CDS is a second order accurate and may produce oscillatory solutions i.e here if the grid spacing is very large we can find oscillatory solutions. It is bascially a first order, as we refine the grid then accuracy is close to the second order.

Quadratic upwind Interpolation Scheme -

In CFD it is called as QUICK i.e. Quadratic Upstream Interpolation for Convective Kinematics. QUICK considers the second order derivative term into consideration and ignores the third order derivative term.Hence it is considered as third order accurate.
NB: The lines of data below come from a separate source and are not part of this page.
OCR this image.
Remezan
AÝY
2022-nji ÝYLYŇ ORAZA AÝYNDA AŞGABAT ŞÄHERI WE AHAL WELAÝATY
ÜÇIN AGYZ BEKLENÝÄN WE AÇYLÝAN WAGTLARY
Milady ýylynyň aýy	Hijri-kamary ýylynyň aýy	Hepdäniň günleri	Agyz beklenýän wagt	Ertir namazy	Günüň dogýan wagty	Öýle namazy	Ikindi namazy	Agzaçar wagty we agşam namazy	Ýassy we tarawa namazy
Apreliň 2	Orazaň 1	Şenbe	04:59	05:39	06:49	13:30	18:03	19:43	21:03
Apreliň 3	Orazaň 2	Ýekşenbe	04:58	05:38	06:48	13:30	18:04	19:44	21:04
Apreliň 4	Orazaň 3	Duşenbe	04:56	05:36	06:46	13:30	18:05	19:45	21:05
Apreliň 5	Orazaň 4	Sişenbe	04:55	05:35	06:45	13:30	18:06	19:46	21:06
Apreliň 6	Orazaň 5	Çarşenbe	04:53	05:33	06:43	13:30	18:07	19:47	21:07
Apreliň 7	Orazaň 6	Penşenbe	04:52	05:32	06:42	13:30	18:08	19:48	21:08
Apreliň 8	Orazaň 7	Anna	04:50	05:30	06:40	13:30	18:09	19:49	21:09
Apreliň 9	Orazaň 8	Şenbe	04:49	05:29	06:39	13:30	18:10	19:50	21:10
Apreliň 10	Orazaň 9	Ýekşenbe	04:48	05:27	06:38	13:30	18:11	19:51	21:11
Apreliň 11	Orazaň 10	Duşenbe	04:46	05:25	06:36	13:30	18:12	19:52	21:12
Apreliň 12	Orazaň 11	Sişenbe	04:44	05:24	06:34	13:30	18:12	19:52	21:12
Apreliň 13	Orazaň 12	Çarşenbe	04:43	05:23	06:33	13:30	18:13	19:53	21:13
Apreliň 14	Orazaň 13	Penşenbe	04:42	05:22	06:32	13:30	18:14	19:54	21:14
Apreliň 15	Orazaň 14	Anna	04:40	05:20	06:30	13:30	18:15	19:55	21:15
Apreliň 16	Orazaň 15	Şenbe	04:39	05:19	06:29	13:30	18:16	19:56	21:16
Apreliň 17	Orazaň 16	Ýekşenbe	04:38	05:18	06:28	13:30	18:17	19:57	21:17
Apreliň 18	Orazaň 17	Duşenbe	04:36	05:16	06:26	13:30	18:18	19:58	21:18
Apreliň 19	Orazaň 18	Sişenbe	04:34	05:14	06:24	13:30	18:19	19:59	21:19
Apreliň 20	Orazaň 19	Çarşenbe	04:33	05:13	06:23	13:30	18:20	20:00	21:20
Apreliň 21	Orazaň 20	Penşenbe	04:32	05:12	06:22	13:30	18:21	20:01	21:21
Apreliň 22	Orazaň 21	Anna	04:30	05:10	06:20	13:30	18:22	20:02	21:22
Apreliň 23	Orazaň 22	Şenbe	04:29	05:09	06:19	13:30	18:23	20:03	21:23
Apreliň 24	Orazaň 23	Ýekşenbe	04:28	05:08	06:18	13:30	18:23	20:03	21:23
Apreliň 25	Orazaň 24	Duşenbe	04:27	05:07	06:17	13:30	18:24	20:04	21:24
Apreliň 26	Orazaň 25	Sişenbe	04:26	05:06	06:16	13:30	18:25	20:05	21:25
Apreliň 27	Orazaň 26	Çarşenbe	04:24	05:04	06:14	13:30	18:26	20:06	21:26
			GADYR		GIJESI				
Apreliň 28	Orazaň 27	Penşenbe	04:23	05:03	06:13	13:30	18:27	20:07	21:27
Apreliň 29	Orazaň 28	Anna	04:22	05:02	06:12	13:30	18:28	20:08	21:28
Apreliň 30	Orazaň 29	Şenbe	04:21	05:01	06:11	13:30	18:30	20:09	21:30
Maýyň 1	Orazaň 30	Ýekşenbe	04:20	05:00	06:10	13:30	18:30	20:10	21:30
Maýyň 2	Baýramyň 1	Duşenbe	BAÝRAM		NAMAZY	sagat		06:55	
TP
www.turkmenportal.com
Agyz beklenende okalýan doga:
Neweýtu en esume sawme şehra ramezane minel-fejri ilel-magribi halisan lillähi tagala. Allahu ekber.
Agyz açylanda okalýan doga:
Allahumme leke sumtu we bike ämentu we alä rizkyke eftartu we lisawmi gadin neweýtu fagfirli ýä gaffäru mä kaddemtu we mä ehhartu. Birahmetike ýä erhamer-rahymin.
Now approximate the value of the particular variable at the face centre of the control volume by the quadratic intropolation by using the values at three nearest computational nodes i.e 1 downstream node(D) and two upstream nodes(U, UU) respectively. The equation is given by;

$f_{e} = f_{U} + g_{1} (f_{D} - f_{U}) + g_{2} (f_{U U} - f_{u})$ $f_e = f_U+g_1(f_D-f_U)+g_2(f_(UU)-f_u)$

This scheme generally used to solve the convective-diffusion equations using the second order central difference for the diffusion term and for the convection term the scheme is third order accurate in space and first order accurate in time.

Flux limitters in FVM:

For a convective fluid flow it has been observed that for the low order schemes are stable but unstable during discontunity or shocks, where as higher order schemes unbalanced or unstable in nature because they show high oscillations and sharp changes in the solution .
These are used in high resolution schemes.These help in limitting the solution gradient near shocks and discontinuities. Objective of implementing flux limiter schemes is to control the special derivatives to the realistic values.
The limiter function is greater than or equal to zero ,i.e. when the limitter is equal to zero then the flux is represented by low resolution schemes.Similarly if the limitter is equal to 1 (smooth solution), it is represented by high resolution schemes.
Flux limiters are also called as slope limiters as they have same mathematical form and they can help in limiting the solution gradient near shocks and discontinuities.
The flux limitter is used when the limiter acts on the system fluxes and slope limiter is used when the limitter acts on the system(like pressure and velocity).
This factor are selected as per the given problem and the scheme used for the solution.